In summary, the Baltic has to face a largely modified spatial ecosystem set-up affecting the biological interactions among species. At the present distribution of the fish stocks in the Baltic Sea, intensive predator-prey and competitive interactions are taking place in limited areas in the south-western and north-eastern Baltic Sea. The present ecosystem setup may not be any longer structured to sustain large cod stocks. At the same time, fisheries are competing with cod for the limited resources of sprat and herring in the southern area, which results in a substantially higher mortality on these local stock components of pelagic fish compared to the abundant resources distributed in the northern Baltic Sea.

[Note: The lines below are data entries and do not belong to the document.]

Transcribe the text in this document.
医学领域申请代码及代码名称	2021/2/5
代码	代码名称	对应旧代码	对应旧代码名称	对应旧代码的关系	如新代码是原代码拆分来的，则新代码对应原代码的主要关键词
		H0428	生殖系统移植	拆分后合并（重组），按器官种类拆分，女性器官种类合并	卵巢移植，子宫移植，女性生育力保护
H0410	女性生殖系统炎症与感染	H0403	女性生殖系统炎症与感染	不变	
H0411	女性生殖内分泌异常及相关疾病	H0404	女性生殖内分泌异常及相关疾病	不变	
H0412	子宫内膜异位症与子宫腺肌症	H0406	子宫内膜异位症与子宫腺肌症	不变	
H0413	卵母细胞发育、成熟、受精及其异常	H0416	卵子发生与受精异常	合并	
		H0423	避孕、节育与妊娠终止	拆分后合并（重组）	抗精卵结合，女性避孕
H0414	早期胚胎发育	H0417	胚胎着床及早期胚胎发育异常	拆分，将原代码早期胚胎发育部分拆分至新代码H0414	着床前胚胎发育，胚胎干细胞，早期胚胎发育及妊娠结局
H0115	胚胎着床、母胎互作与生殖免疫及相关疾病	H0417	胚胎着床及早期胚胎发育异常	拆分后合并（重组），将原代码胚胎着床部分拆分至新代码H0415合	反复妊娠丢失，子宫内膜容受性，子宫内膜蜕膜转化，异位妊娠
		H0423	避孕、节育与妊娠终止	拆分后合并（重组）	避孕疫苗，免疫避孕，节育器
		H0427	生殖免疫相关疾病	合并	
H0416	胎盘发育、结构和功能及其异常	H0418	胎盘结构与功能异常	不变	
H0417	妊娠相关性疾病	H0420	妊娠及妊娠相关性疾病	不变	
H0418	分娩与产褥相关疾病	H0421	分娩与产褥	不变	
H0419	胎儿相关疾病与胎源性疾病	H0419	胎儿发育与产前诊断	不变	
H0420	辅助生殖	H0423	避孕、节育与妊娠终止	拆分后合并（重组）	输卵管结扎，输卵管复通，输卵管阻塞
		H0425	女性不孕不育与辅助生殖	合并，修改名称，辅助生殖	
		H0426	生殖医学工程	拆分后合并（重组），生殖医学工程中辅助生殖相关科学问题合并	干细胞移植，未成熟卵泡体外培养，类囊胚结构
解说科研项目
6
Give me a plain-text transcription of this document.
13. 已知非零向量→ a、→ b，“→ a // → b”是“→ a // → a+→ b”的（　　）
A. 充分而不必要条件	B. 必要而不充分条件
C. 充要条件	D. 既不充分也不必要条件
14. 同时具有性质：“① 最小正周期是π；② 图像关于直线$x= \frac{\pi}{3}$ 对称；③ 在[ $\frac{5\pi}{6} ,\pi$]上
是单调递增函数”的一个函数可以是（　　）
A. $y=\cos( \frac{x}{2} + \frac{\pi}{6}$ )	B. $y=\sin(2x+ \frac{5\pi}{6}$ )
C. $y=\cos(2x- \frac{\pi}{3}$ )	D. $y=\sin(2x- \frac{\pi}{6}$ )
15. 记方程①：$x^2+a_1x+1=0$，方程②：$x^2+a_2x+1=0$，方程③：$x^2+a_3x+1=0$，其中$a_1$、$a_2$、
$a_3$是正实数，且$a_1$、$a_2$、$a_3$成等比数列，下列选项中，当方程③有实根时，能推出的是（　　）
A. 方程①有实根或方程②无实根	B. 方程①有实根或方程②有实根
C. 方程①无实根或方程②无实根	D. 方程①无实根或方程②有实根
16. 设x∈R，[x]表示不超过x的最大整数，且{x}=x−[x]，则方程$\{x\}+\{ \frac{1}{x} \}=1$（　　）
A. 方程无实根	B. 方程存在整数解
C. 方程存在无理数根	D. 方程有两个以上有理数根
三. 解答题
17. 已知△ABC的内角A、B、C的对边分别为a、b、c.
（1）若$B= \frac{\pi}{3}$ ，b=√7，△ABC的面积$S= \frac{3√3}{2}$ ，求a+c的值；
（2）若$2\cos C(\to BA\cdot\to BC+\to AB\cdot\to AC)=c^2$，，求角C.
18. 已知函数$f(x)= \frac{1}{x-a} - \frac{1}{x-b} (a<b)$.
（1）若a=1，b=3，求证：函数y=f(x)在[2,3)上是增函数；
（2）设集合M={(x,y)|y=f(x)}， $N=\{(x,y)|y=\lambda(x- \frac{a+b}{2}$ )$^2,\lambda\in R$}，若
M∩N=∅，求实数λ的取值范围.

The present situation in the Baltic Sea calls hence for a spatially explicit assessment and management of these resources. For example, a relatively higher fishing pressure on clupeids in the north could release clupeid competition in these areas, and at the same time release prey-to-predator feedback loops favoring cod recruitment in the north and a re-expansion of the stock distribution into northern areas. However, before such a management can be designed and implemented, more knowledge is needed on the processes generating spatial heterogeneity, i.e. to be able to identify processes which operate on a local scale, but potentially have wider ecosystem consequences.

Especially, the basic ecological processes of recruitment, predation, migration and exploitation have to be re-interpreted in their spatial context in order to create the knowledge-base necessary to implement a spatially-explicit ecosystem-based fisheries management. The Baltic Sea is currently chosen as a pilot case for taking into account biological interactions in the new fisheries management plans being under development in the European Commission. Thus, the experiences from the Baltic Sea can serve as a basis for similar developments elsewhere.

The stock dynamics of flatfishes in the Baltic Sea, including the commercial most important flatfish species, the flounder, are largely unknown. To date, analytical assessments are hampered by the lack of understanding spatial distribution, stock separation, and recruitment mechanisms in flatfish. Flounder in the Baltic are hypothesized to belong to different populations, producing either pelagic or demersal eggs. There are most probably differential recruitment rates between the two populations which thus contribute differently to the exploitable stock. In addition several separate sub-populations have been identified within these spawning types but their number is too high to be used as units in routine assessment. Merging of many biological populations into few assessment units can however have detrimental effects on the stocks. Hence there is a need to increase the understanding of stock structure and spatial distribution of flounder to develop analytical assessment tools for a sustainable management.